Qué debe contener una etiqueta
Las obligaciones formales y detalladas de etiquetado (pictogramas, datos del productor, fecha de almacenamiento, tamaño, etc.) que se especifican en la ley se refieren a los residuos peligrosos. Para los residuos no peligrosos, la obligación principal del productor es identificarlos conforme a la Lista Europea de Residuos (LER) antes de su entrega. Al contrario, el residuo peligroso debe de tener una etiqueta clara con la siguiente información obligatoria:

Qué residuo estamos tratando
Se debe identificar claramente que residuo estamos generando e indicando siempre el código oficial de este, nombre completo según la lista vigente y descripción.
Quién lo produce o lo posee
Indicar claramente el nombre, NIMA, dirección (postal y electrónica) y teléfono de la empresa/instalación responsable. El NIMA es el número de identificación medioambiental de la instalación. Revisa que los datos estén actualizados y sean legibles.
Cuándo empieza el almacenamiento
La fecha de inicio del almacenamiento es clave para llevar un buen control del residuo almacenado. Indica el día exacto en que el rechazo se almacena por primera vez y es la fecha que inicia el cómputo de plazos máximos de almacenamiento. Si cambias el residuo de envase, traslada la fecha a la nueva etiqueta.
Recuerda que es obligatorio por Ley almacenar los residuos peligrosos un máximo de 6 meses, los no peligrosos 2 años si van destinados a valorización y 1 año si se destinan a eliminación.
Qué peligros tiene
Los peligros se indican obligatoriamente mediante Pictogramas CLP. Un pictograma de peligrosidad es una imagen a que muestra un símbolo de aviso y colores determinados para indicar los riesgos que una sustancia o mezcla puede causar a la salud o al medio ambiente (corrosivo, inflamable, tóxico, etc.). Estos símbolos siempre deben figurar en la etiqueta de forma nítida y si es posible, en color.
Cómo colocar correctamente la etiqueta
La etiqueta es la “cara visible” del residuo. Debe ser clara y visible. A continuación, mostramos cómo colocarla para cumplir con estos criterios y con la Ley 7/2022:
- Fijación y limpieza: Fíjala firmemente y anula etiquetas previas que puedan inducir a error sobre el origen o contenido. Si reutilizas envases, tapa o retira cualquier etiqueta antigua antes de pegar la nueva.
- Idioma y legibilidad: Asegura que está al menos en español, se lee a simple vista y no se borra con el uso (tiene que ser indeleble). Evita manchas o pliegues y comprueba el contraste entre texto y fondo.
- Ubicación y visibilidad: Colócala en una zona lisa y visible del envase, sin arrugas ni solapes. Evita zonas que se pierdan al abrir/cerrar el envase.
- Tamaño: 10 × 10 cm como mínimo para facilitar la lectura a distancia.

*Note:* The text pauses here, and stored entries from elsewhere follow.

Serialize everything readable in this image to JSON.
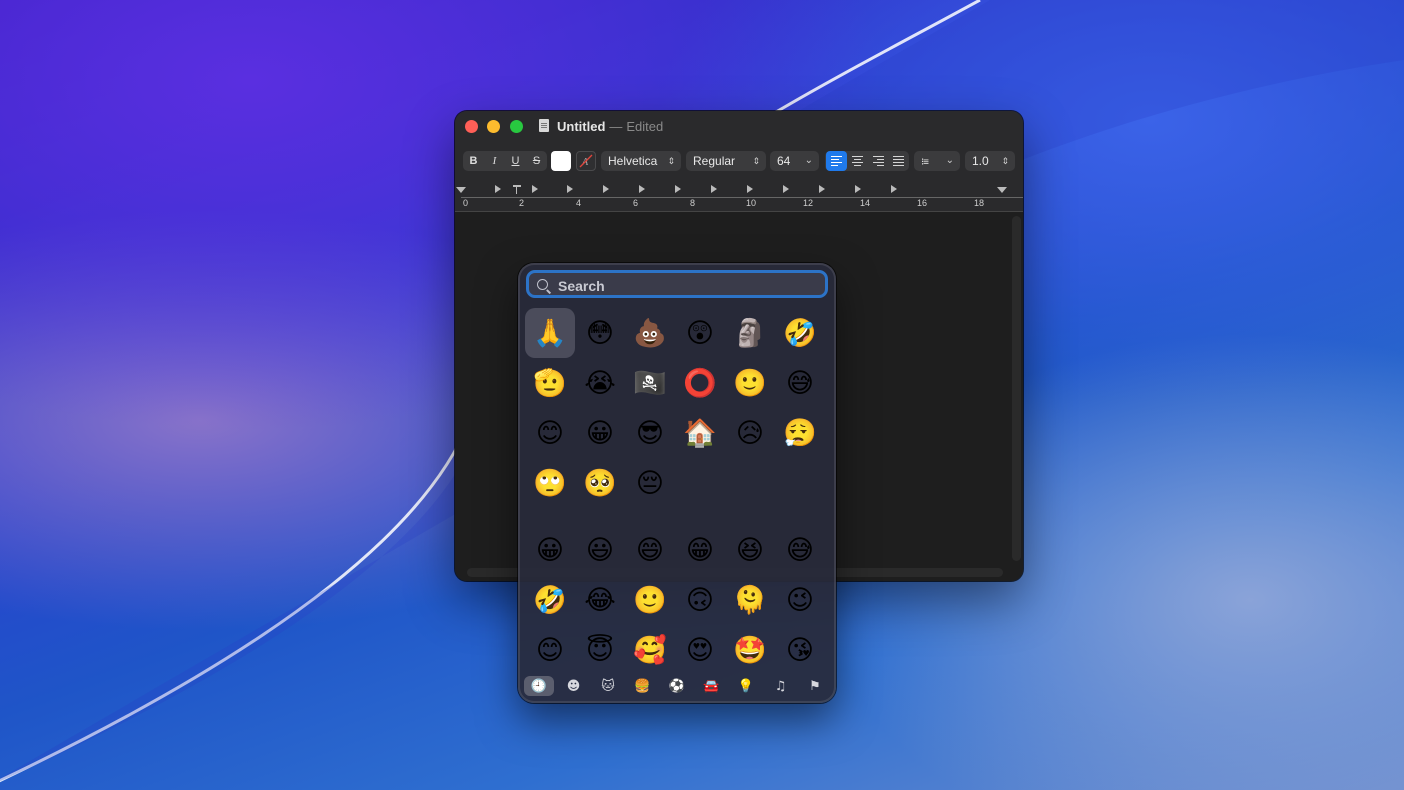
{
  "window": {
    "title": "Untitled",
    "separator": "—",
    "status": "Edited"
  },
  "toolbar": {
    "bold_label": "B",
    "italic_label": "I",
    "underline_label": "U",
    "strike_label": "S",
    "font_family": "Helvetica",
    "font_style": "Regular",
    "font_size": "64",
    "line_spacing": "1.0",
    "text_color": "#ffffff",
    "highlight_color": "#2a2a2c",
    "accent_color": "#1f7aec"
  },
  "ruler": {
    "numbers": [
      "0",
      "2",
      "4",
      "6",
      "8",
      "10",
      "12",
      "14",
      "16",
      "18"
    ]
  },
  "emoji_picker": {
    "search_placeholder": "Search",
    "recent": [
      "🙏",
      "😳",
      "💩",
      "😲",
      "🗿",
      "🤣",
      "🫡",
      "😭",
      "🏴‍☠️",
      "⭕",
      "🙂",
      "😅",
      "😊",
      "😀",
      "😎",
      "🏠",
      "😥",
      "😮‍💨",
      "🙄",
      "🥺",
      "😔"
    ],
    "smileys": [
      "😀",
      "😃",
      "😄",
      "😁",
      "😆",
      "😅",
      "🤣",
      "😂",
      "🙂",
      "🙃",
      "🫠",
      "😉",
      "😊",
      "😇",
      "🥰",
      "😍",
      "🤩",
      "😘"
    ],
    "categories": [
      {
        "name": "recent-icon",
        "glyph": "🕘"
      },
      {
        "name": "smileys-icon",
        "glyph": "☻"
      },
      {
        "name": "animals-icon",
        "glyph": "🐱"
      },
      {
        "name": "food-icon",
        "glyph": "🍔"
      },
      {
        "name": "activity-icon",
        "glyph": "⚽"
      },
      {
        "name": "travel-icon",
        "glyph": "🚘"
      },
      {
        "name": "objects-icon",
        "glyph": "💡"
      },
      {
        "name": "symbols-icon",
        "glyph": "♫"
      },
      {
        "name": "flags-icon",
        "glyph": "⚑"
      }
    ]
  }
}
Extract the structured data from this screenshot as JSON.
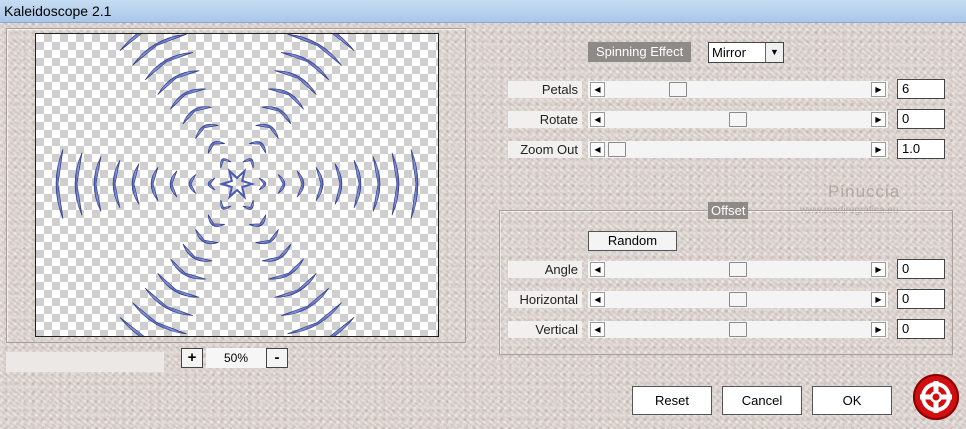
{
  "window": {
    "title": "Kaleidoscope 2.1"
  },
  "preview": {
    "zoom": "50%",
    "zoom_in_label": "+",
    "zoom_out_label": "-",
    "pattern_color": "#4a5ab0"
  },
  "spinning": {
    "label": "Spinning Effect",
    "mode": "Mirror"
  },
  "controls": [
    {
      "label": "Petals",
      "value": "6",
      "level": 0.25
    },
    {
      "label": "Rotate",
      "value": "0",
      "level": 0.5
    },
    {
      "label": "Zoom Out",
      "value": "1.0",
      "level": 0.0
    }
  ],
  "offset": {
    "title": "Offset",
    "random_label": "Random",
    "controls": [
      {
        "label": "Angle",
        "value": "0",
        "level": 0.5
      },
      {
        "label": "Horizontal",
        "value": "0",
        "level": 0.5
      },
      {
        "label": "Vertical",
        "value": "0",
        "level": 0.5
      }
    ]
  },
  "watermark": {
    "name": "Pinuccia",
    "url": "www.madiregrafica.eu"
  },
  "buttons": {
    "reset": "Reset",
    "cancel": "Cancel",
    "ok": "OK"
  },
  "colors": {
    "accent_logo": "#d10f10",
    "label_bg": "#8e8a87"
  },
  "icons": {
    "logo": "help-lifebuoy-icon",
    "dropdown": "chevron-down-icon"
  }
}
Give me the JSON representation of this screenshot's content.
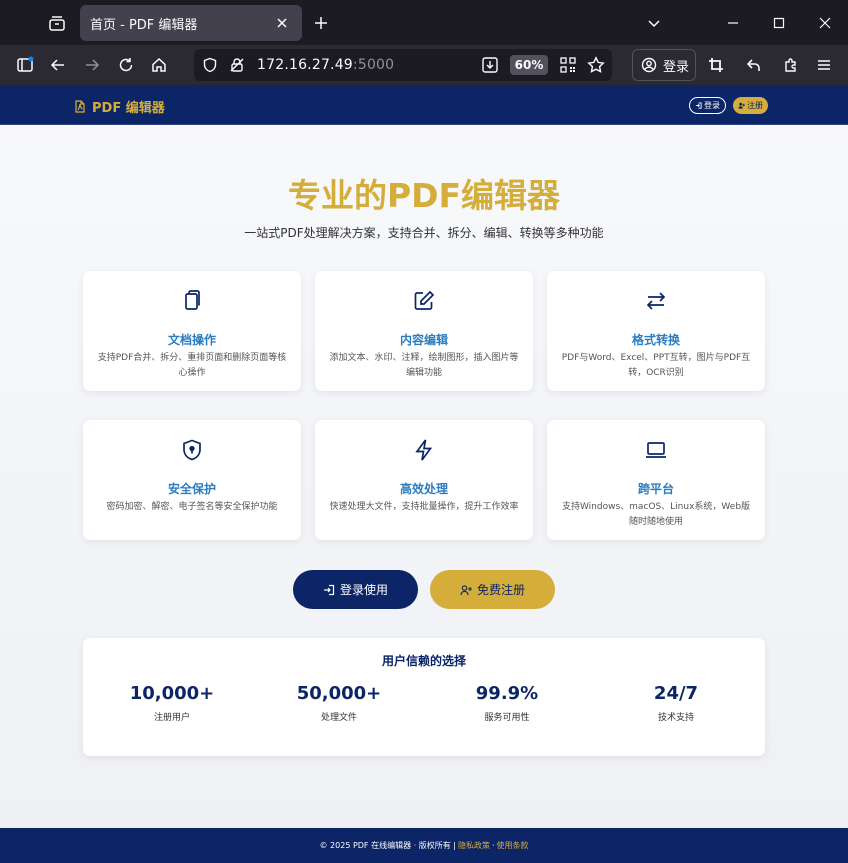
{
  "browser": {
    "tab_title": "首页 - PDF 编辑器",
    "url_host": "172.16.27.49",
    "url_port": ":5000",
    "zoom": "60%",
    "account_label": "登录"
  },
  "site": {
    "brand": "PDF 编辑器",
    "header_login": "登录",
    "header_register": "注册",
    "hero_title": "专业的PDF编辑器",
    "hero_subtitle": "一站式PDF处理解决方案，支持合并、拆分、编辑、转换等多种功能",
    "features": [
      {
        "title": "文档操作",
        "desc": "支持PDF合并、拆分、重排页面和删除页面等核心操作",
        "icon": "files-icon"
      },
      {
        "title": "内容编辑",
        "desc": "添加文本、水印、注释，绘制图形，插入图片等编辑功能",
        "icon": "edit-icon"
      },
      {
        "title": "格式转换",
        "desc": "PDF与Word、Excel、PPT互转，图片与PDF互转，OCR识别",
        "icon": "arrows-exchange-icon"
      },
      {
        "title": "安全保护",
        "desc": "密码加密、解密、电子签名等安全保护功能",
        "icon": "shield-lock-icon"
      },
      {
        "title": "高效处理",
        "desc": "快速处理大文件，支持批量操作，提升工作效率",
        "icon": "lightning-icon"
      },
      {
        "title": "跨平台",
        "desc": "支持Windows、macOS、Linux系统，Web版随时随地使用",
        "icon": "laptop-icon"
      }
    ],
    "cta_login": "登录使用",
    "cta_register": "免费注册",
    "stats_title": "用户信赖的选择",
    "stats": [
      {
        "value": "10,000+",
        "label": "注册用户"
      },
      {
        "value": "50,000+",
        "label": "处理文件"
      },
      {
        "value": "99.9%",
        "label": "服务可用性"
      },
      {
        "value": "24/7",
        "label": "技术支持"
      }
    ],
    "footer_copyright": "© 2025 PDF 在线编辑器 · 版权所有 |",
    "footer_privacy": "隐私政策",
    "footer_sep": "·",
    "footer_terms": "使用条款"
  },
  "colors": {
    "navy": "#0c2566",
    "gold": "#d5ad3a",
    "feature_title_blue": "#2c7dbf"
  }
}
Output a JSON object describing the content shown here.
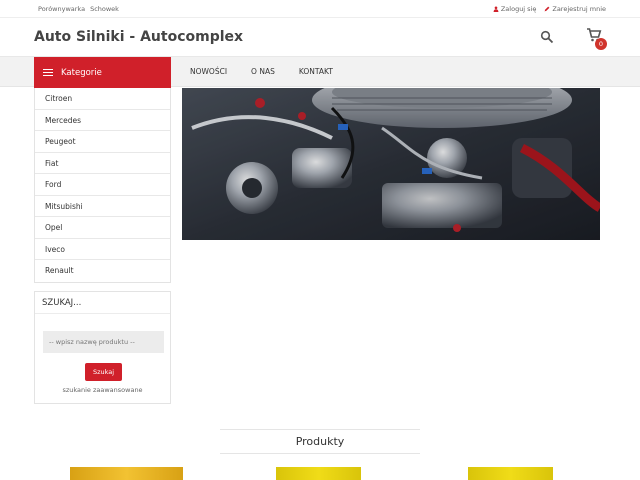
{
  "topbar": {
    "links": [
      "Porównywarka",
      "Schowek"
    ],
    "login": "Zaloguj się",
    "register": "Zarejestruj mnie"
  },
  "header": {
    "title": "Auto Silniki - Autocomplex",
    "cart_count": "0"
  },
  "nav": {
    "categories_label": "Kategorie",
    "menu": [
      "NOWOŚCI",
      "O NAS",
      "KONTAKT"
    ]
  },
  "categories": [
    "Citroen",
    "Mercedes",
    "Peugeot",
    "Fiat",
    "Ford",
    "Mitsubishi",
    "Opel",
    "Iveco",
    "Renault"
  ],
  "search": {
    "title": "SZUKAJ...",
    "placeholder": "-- wpisz nazwę produktu --",
    "button": "Szukaj",
    "advanced": "szukanie zaawansowane"
  },
  "products": {
    "heading": "Produkty"
  },
  "colors": {
    "accent": "#d0202a",
    "badge": "#d0342c"
  }
}
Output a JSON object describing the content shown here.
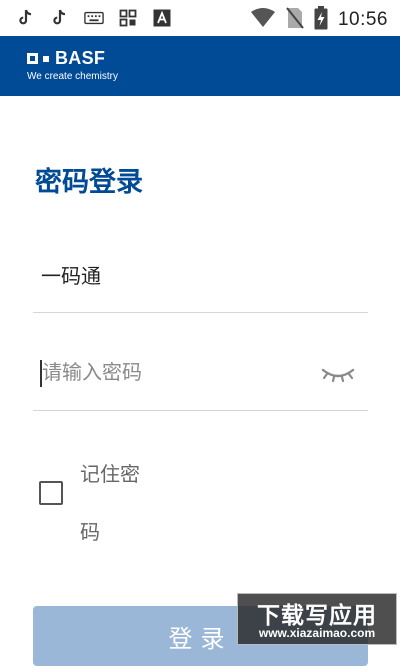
{
  "status_bar": {
    "time": "10:56",
    "left_icons": [
      "tiktok-icon",
      "tiktok-icon",
      "keyboard-icon",
      "apps-icon",
      "a-icon"
    ],
    "right_icons": [
      "wifi-icon",
      "no-sim-icon",
      "battery-charging-icon"
    ]
  },
  "header": {
    "logo_text": "BASF",
    "tagline": "We create chemistry",
    "background": "#004a96"
  },
  "login": {
    "title": "密码登录",
    "username_value": "一码通",
    "password_placeholder": "请输入密码",
    "password_visibility_icon": "eye-closed-icon",
    "remember_label": "记住密码",
    "remember_checked": false,
    "submit_label": "登录",
    "accent_color": "#004a96",
    "button_color": "#9ab7d8"
  },
  "watermark": {
    "title": "下载写应用",
    "url": "www.xiazaimao.com"
  }
}
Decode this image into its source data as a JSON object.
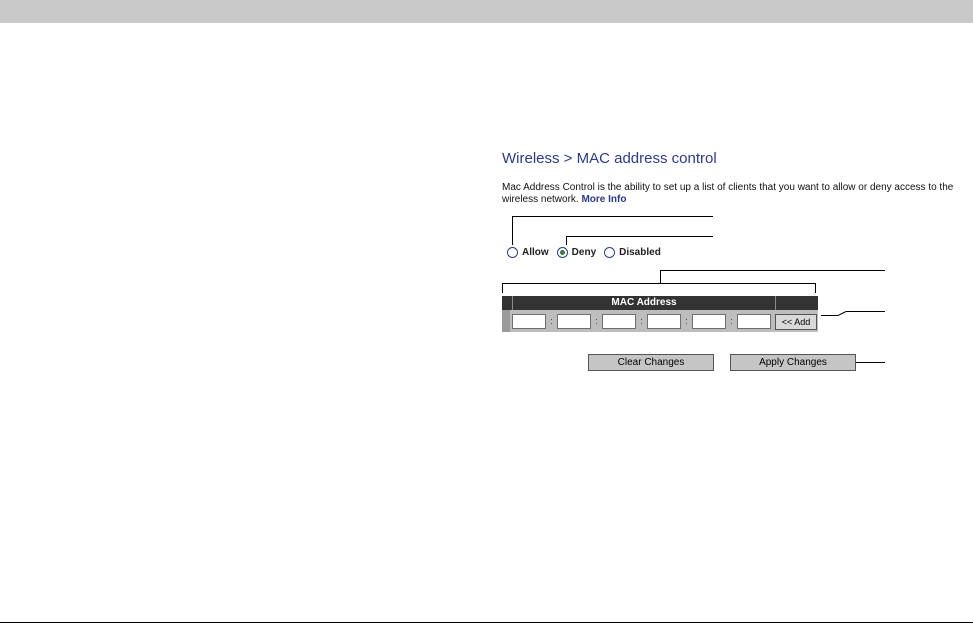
{
  "page": {
    "title": "Wireless > MAC address control",
    "description": "Mac Address Control is the ability to set up a list of clients that you want to allow or deny access to the wireless network. ",
    "more_info_label": "More Info"
  },
  "access_mode": {
    "options": [
      {
        "label": "Allow",
        "checked": false
      },
      {
        "label": "Deny",
        "checked": true
      },
      {
        "label": "Disabled",
        "checked": false
      }
    ]
  },
  "mac_table": {
    "header": "MAC Address",
    "octet_values": [
      "",
      "",
      "",
      "",
      "",
      ""
    ],
    "separator": ":",
    "add_label": "<< Add"
  },
  "actions": {
    "clear_label": "Clear Changes",
    "apply_label": "Apply Changes"
  },
  "colors": {
    "title": "#2b3a8f",
    "header_bar": "#333333",
    "top_band": "#c9c9c9",
    "button_face": "#c5c5c5"
  }
}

Si el envase es pequeño y no cabe, usa la alternativa de marcado directo (ver siguiente punto).
- Conservación y reposición: Si la etiqueta se deteriora o deja de ser legible, sustitúyela de inmediato para mantener la información visible y permanente.
- Cambios de envase: Si cambias el residuo, asegúrate de que el nuevo envase lleva la misma información y traslada la fecha de inicio del depósito a la nueva etiqueta.
- Excepción (marcado directo): No hace falta etiqueta aparte si las inscripciones están marcadas claramente en el envase y cumplen todos los requisitos obligatorios.
En conclusión, un etiquetado claro y legible es la garantía práctica de cumplimiento: identifica el residuo, señala sus peligros y deja constancia del responsable y de la fecha de inicio. Lo esencial ahora es mantenerlo: sustituir etiquetas dañadas, anular las antiguas y verificar en cada movimiento que la información está completa y los pictogramas son los adecuados. Convertir este repaso en un hábito evita confusiones, errores en la gestión y también devolución de los residuos manteniendo a su vez la trazabilidad a lo largo de todo el proceso. Si la etiqueta está bien, todo lo demás —recogida, transporte y tratamiento— fluye.